According to Jean-François Nadeau, a Parliament of Canada researcher:

“It is true that there is no mechanism compelling the financial institutions to make the newly acquired cash available to households and businesses; they can use it for other purposes, such as improving their balance sheets. However, the data on available credit seem to indicate that the measure has helped financial institutions provide credit to households and businesses.

“In October, November and December 2008, the value of credit extended to households rose by $30 billion, including a $24 billion increase in mortgage credit. The figures on non-residential mortgages are less impressive: they show a rise of some $2.2 billion over the same period. Business credit as a whole rose $20.6 billion. In the fourth quarter of 2008, the combined increase was thus slightly more than $50 billion, twice as much as the value of the mortgages that CMHC purchased in its auctions in late December 2008.”
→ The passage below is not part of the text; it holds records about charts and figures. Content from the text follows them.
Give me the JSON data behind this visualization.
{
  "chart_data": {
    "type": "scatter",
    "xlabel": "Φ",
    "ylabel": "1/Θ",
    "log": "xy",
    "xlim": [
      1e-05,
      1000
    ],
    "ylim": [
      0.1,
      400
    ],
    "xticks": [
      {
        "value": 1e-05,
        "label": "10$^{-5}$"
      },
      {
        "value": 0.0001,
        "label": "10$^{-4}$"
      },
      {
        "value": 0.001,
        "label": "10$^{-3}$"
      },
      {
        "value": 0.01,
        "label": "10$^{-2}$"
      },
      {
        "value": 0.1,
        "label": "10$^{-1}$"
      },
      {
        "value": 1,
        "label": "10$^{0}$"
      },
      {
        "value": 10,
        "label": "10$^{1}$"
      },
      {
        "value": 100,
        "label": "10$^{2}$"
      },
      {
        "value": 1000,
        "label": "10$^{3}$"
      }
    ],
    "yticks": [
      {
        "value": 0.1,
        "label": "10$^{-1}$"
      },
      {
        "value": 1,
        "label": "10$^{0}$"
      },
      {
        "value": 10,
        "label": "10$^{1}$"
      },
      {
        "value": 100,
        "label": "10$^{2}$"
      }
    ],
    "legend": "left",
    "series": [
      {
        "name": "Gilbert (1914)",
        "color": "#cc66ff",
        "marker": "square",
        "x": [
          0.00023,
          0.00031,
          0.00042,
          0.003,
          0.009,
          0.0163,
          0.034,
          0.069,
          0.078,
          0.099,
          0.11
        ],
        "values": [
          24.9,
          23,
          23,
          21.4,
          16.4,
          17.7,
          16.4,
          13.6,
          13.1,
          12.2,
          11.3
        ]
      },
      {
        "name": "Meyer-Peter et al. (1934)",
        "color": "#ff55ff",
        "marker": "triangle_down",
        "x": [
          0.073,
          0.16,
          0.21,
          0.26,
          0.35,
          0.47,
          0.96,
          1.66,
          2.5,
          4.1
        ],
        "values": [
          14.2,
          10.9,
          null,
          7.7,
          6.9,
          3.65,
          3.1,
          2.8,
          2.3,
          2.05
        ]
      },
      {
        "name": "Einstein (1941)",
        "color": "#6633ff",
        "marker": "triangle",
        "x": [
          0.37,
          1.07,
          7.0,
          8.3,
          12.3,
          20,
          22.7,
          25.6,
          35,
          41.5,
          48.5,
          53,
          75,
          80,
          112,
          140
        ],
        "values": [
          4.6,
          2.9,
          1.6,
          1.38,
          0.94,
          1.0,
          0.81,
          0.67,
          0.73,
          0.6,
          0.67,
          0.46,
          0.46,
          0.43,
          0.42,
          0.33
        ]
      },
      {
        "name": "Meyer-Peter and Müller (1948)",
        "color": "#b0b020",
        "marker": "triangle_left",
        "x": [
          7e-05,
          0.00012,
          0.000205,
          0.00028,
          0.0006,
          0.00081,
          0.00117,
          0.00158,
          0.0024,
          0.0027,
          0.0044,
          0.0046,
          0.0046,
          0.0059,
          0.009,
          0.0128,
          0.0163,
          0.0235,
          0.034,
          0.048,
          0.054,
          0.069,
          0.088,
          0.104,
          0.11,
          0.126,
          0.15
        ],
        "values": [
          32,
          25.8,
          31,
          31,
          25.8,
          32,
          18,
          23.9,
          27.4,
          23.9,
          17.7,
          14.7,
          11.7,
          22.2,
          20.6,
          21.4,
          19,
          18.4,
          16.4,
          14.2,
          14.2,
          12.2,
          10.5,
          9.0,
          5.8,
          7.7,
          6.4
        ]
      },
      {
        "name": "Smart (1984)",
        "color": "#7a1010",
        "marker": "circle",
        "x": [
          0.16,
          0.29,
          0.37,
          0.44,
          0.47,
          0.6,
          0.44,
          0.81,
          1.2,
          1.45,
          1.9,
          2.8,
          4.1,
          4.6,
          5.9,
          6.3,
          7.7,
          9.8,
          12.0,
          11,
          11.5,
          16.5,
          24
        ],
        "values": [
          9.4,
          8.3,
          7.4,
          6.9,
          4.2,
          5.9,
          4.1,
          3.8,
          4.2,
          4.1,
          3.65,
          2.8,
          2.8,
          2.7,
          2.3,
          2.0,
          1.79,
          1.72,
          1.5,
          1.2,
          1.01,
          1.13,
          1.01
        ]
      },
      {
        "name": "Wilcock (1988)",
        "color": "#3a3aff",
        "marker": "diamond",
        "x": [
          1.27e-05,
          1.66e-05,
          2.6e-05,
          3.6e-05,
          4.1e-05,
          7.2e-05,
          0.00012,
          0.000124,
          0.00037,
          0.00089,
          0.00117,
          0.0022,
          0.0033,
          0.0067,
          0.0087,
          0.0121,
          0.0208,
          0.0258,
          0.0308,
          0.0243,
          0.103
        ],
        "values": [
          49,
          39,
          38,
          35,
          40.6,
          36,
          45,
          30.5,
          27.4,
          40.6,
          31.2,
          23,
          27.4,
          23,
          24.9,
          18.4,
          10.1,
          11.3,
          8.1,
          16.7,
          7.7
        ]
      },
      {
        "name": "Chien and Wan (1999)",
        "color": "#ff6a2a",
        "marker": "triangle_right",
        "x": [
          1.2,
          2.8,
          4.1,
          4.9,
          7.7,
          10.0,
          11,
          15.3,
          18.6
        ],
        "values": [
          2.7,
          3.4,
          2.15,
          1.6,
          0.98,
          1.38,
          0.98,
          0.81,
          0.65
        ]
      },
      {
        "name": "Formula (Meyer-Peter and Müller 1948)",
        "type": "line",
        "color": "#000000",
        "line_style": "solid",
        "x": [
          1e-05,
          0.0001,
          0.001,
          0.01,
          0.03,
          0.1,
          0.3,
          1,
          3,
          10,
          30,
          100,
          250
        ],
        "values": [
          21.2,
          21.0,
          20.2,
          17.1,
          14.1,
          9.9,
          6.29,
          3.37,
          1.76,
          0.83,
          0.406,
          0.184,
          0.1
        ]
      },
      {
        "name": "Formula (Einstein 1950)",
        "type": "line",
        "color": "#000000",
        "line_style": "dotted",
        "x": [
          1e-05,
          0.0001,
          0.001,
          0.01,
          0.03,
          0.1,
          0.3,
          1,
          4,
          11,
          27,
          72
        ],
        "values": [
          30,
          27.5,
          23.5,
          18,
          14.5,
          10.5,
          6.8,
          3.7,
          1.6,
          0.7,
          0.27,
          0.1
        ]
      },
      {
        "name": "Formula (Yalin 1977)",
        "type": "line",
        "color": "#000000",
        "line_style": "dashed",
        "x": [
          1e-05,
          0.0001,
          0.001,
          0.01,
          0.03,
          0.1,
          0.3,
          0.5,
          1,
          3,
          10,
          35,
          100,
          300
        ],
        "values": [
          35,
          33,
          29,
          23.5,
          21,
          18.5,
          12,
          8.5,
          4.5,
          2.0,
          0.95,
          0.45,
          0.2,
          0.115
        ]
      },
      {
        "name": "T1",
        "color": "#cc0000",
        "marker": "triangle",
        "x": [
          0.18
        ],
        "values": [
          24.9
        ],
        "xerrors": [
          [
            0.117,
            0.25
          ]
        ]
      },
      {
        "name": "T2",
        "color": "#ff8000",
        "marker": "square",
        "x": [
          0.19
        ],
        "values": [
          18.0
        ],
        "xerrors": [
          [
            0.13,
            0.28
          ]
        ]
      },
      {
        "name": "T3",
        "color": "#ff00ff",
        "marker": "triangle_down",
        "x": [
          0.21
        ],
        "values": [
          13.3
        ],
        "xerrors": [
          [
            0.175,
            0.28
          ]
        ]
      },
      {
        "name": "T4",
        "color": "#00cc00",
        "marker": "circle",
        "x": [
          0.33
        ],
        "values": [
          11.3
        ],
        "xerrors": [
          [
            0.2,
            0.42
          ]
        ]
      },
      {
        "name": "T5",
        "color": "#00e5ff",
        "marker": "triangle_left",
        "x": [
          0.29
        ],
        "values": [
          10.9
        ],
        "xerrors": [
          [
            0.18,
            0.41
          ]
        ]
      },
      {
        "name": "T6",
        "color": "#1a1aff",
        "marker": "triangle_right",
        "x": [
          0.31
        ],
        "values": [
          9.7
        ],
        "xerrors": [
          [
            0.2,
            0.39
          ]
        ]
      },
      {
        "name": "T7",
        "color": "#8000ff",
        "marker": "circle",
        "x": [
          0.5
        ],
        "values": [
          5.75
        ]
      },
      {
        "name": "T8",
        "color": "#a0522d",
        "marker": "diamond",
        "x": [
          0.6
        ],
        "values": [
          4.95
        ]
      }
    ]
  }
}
So it looks like debt-addicted Canadian consumers were bailed out, rather than the banks. The Canadian banks, unlike their American counterparts, weren’t knocking at the Grim Reaper’s door. They could have stopped lending for lack of funds. Or they could have passed on higher costs to consumers still seeking the ultimate “safe” return in leveraged real estate. The banks’ illiquidity could very well have become the consumers’ insolvency.

As the song goes: who’s bailing whom?